In terms of performance, Greenfin funds invested in equities benefit from long-term potential linked to their theme. But they suffered a decline of around 20% last year against a decline of 13% for the MSCI World index. “Green funds are mainly invested in sustainable growth stocks, especially mid-caps, and these suffered in 2022 in a context of rising interest rates and inflation”, deciphers Frédéric Guignard.

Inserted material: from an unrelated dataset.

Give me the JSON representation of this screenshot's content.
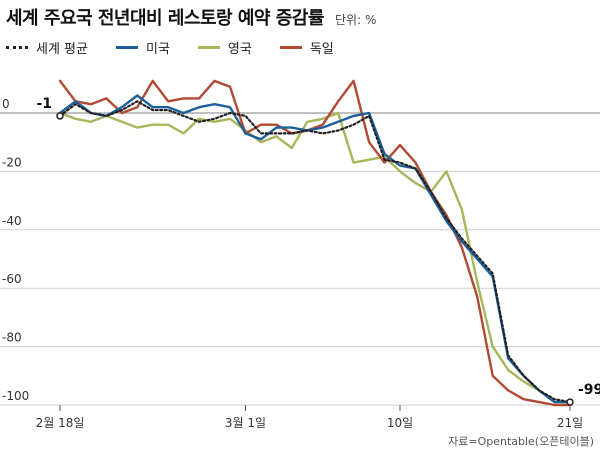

Ironically, green products have suffered in particular from their disaffection with oil and gas stocks, whose prices have soared in the context of the war in Ukraine: TotalEnergies has thus gained 31.4% in 2022, while Exxon Mobil soared 80.3%. A good green conscience and the stock market do not always go hand in hand.

A fundamental trend

Greenfin funds are intended to be integrated into an international diversified portfolio, to play for long-term growth. Several factors should indeed support their development. “The climate is a structurally attractive theme, believes Bassel Choughari, manager at Montpensier Finance. Joe Biden’s plan for the climate thus promotes innovation. Investing in a Greenfin fund therefore makes it possible to participate in the energy transition without giving up performance. “. The American law on the reduction of inflation, endowed with 370 billion dollars, provides in particular for support measures for the purchase of electric vehicles or the installation of solar panels.

The United States are not the only ones to have taken up the subject. Europe unveiled the outlines of its own plan in mid-March, the Net Zero Industry Act. “This program should allow companies from the Old Continent to become competitive again by encouraging investment, reports Hajar Yousfi, manager at Crédit Mutuel Asset Management. In addition, China is also considering setting up equivalent stimuli. The theme is therefore carrier in all geographical areas.” Investors to draw conclusions.